Jing Juntong, Mekhanik Anthony, Schellenberg Melanie, Murray Victor, Cohen Ouri, Otazo Ricardo
Weill Cornell Graduate School of Medical Sciences, New York, NY, United States.
Department of Medical Physics, Memorial Sloan Kettering Cancer Center, New York, NY, United States.
Magn Reson Imaging. 2025 Apr;117:110310. doi: 10.1016/j.mri.2024.110310. Epub 2024 Dec 20.
Dynamic contrast-enhanced (DCE) MRI is an important imaging tool for evaluating tumor vascularity that can lead to improved characterization of tumor extent and heterogeneity, and for early assessment of treatment response. However, clinical adoption of quantitative DCE-MRI remains limited due to challenges in acquisition and quantification performance, and lack of automated tools. This study presents an end-to-end deep learning pipeline that exploits a novel deep reconstruction network called DCE-Movienet with a previously developed deep quantification network called DCE-Qnet for fast and quantitative DCE-MRI. DCE-Movienet offers rapid reconstruction of high spatiotemporal resolution 4D MRI data, reducing reconstruction time of the full acquisition to only 0.66 s, which is significantly shorter than compressed sensing's order of 10 min-long reconstructions, without affecting image quality. DCE-Qnet can then perform comprehensive quantification of perfusion parameter maps (K, v, v), and other parameters affecting quantification (T1, B1, and BAT) from a single contrast-enhanced acquisition.
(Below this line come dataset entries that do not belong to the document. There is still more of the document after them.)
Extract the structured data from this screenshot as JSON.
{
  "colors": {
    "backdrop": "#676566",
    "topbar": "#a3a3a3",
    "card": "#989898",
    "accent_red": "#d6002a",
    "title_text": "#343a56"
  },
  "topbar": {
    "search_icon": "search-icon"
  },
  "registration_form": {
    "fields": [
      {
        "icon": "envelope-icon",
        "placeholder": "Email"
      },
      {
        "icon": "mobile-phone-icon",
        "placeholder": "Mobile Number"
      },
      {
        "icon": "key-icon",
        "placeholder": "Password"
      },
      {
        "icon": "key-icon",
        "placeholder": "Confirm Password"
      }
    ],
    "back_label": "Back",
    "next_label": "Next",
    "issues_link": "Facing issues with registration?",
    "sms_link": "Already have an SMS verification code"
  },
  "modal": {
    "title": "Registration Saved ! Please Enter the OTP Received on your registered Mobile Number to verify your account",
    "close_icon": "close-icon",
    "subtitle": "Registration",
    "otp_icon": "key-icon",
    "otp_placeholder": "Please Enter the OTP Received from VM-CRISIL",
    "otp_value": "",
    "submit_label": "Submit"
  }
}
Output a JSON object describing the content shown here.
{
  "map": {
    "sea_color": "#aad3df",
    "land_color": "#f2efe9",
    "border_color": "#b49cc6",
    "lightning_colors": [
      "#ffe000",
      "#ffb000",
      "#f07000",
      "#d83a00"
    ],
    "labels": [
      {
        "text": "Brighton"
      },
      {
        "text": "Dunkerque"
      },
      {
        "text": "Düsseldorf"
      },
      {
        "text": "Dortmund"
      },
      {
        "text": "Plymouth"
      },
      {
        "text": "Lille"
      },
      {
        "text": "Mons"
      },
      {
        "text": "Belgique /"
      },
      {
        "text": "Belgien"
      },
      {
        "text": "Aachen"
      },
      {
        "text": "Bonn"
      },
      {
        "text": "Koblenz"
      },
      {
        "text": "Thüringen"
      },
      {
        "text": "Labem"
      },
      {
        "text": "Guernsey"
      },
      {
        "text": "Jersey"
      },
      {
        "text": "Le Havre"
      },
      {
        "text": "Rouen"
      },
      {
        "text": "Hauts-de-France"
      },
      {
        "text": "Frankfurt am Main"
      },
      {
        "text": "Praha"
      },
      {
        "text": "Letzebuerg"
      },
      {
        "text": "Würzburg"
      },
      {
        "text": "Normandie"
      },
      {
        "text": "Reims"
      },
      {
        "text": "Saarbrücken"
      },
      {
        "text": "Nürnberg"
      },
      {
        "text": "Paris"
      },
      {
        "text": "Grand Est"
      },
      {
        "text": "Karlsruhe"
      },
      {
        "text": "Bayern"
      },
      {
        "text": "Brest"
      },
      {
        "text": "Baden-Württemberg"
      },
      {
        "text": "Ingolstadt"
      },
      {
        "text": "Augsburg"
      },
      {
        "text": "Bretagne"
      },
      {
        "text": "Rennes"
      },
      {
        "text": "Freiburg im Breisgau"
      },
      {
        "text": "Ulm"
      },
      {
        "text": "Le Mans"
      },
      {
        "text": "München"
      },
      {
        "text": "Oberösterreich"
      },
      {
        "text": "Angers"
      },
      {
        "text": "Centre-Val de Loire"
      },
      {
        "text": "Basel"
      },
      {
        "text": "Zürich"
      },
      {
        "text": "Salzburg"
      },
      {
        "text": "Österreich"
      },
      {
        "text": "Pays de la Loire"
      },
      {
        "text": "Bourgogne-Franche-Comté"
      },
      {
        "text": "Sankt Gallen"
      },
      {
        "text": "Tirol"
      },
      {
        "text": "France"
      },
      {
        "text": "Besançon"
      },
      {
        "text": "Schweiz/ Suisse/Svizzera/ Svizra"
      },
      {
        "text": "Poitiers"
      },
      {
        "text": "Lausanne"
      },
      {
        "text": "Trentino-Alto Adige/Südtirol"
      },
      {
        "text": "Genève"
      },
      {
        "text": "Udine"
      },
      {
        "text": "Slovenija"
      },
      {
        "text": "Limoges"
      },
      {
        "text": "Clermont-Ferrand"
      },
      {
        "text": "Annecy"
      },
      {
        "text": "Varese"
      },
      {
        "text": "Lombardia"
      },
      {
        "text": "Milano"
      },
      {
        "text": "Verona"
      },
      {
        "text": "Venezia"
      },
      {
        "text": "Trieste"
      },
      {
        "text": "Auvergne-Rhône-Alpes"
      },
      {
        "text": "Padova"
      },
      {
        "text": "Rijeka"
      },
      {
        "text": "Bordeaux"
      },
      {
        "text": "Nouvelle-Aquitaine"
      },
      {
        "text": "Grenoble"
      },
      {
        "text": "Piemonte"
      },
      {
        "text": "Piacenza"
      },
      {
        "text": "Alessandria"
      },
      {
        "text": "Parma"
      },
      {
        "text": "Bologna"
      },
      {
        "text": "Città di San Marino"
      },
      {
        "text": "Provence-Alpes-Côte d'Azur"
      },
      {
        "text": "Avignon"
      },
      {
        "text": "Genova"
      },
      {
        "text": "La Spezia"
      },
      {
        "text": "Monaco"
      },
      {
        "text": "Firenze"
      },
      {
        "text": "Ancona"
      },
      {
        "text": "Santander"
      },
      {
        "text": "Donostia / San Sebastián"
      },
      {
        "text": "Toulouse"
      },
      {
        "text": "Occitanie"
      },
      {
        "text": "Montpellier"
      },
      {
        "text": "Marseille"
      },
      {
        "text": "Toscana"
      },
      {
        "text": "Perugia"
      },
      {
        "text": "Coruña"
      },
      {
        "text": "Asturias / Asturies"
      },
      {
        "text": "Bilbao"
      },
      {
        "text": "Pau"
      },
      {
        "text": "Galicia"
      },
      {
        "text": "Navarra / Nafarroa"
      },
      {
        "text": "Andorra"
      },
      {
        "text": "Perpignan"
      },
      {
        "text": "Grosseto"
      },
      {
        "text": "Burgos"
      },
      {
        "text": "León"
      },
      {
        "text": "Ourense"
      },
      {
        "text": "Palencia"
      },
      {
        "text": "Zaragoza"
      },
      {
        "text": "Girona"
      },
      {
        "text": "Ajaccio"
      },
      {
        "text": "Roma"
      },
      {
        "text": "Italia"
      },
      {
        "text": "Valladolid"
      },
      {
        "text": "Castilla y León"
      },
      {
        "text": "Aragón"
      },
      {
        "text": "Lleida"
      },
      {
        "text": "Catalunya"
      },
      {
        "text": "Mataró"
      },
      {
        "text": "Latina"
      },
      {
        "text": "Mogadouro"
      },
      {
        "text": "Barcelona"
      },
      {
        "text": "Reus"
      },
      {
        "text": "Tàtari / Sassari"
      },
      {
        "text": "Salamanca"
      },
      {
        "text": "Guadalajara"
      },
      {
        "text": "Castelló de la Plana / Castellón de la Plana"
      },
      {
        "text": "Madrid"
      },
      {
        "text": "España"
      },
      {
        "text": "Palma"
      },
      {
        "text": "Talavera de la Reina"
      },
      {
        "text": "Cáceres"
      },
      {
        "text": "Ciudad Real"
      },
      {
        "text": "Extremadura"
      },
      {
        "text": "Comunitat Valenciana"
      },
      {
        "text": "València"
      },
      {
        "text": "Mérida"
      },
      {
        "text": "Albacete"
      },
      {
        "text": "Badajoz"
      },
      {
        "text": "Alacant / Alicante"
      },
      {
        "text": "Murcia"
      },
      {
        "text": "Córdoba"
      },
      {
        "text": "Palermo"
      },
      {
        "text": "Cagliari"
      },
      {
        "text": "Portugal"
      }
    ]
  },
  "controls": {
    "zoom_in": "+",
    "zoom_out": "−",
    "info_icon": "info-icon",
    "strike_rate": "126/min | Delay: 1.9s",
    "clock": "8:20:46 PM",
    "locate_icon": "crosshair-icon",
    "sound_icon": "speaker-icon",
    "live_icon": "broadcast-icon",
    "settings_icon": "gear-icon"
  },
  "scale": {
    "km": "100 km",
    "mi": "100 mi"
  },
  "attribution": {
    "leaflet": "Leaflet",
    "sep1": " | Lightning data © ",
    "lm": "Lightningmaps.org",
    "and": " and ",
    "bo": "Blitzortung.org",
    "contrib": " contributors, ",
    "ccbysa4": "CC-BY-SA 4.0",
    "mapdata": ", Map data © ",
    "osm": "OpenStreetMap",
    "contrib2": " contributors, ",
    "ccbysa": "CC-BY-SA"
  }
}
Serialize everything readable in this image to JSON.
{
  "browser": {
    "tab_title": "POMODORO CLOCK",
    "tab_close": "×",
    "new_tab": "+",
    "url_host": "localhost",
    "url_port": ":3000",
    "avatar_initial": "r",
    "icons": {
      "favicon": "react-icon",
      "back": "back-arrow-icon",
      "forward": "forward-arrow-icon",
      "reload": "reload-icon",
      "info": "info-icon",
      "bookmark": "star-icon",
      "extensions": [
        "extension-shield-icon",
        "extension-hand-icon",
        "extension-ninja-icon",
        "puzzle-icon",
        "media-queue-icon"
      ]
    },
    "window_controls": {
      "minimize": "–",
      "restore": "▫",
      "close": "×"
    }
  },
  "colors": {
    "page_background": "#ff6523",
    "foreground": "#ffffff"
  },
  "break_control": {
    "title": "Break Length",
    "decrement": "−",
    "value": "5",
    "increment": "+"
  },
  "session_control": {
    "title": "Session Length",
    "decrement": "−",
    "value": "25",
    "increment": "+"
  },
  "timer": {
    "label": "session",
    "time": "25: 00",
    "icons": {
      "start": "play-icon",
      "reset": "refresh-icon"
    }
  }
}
The end-to-end deep learning pipeline was implemented to process data acquired with a golden-angle stack-of-stars k-space trajectory and validated on healthy volunteers and a cervical cancer patient against a compressed sensing reconstruction. The end-to-end deep learning DCE-MRI technique addresses key limitations in DCE-MRI in terms of speed and quantification robustness, which is expected to improve the performance of DCE-MRI in a clinical setting.
动态对比增强(DCE)磁共振成像(MRI)是一种重要的成像工具,可用于评估肿瘤血管生成,从而更好地刻画肿瘤范围和异质性,并对治疗反应进行早期评估。然而,由于采集和量化性能方面的挑战以及缺乏自动化工具,定量DCE-MRI在临床上的应用仍然有限。本研究提出了一种端到端的深度学习流程,该流程利用一种名为DCE-Movienet的新型深度重建网络和一种先前开发的名为DCE-Qnet的深度量化网络,用于快速定量DCE-MRI。DCE-Movienet能够快速重建高时空分辨率的4D MRI数据,将完整采集的重建时间缩短至仅0.66秒,这明显短于压缩感知所需的长达10分钟的重建时间,且不影响图像质量。然后,DCE-Qnet可以从单次对比增强采集中对灌注参数图(K、v、v)以及其他影响量化的参数(T1、B1和BAT)进行全面量化。该端到端的深度学习流程被用于处理采用金角星状k空间轨迹采集的数据,并在健康志愿者和一名宫颈癌患者身上针对压缩感知重建进行了验证。端到端的深度学习DCE-MRI技术在速度和量化稳健性方面解决了DCE-MRI的关键局限性,有望提高DCE-MRI在临床环境中的性能。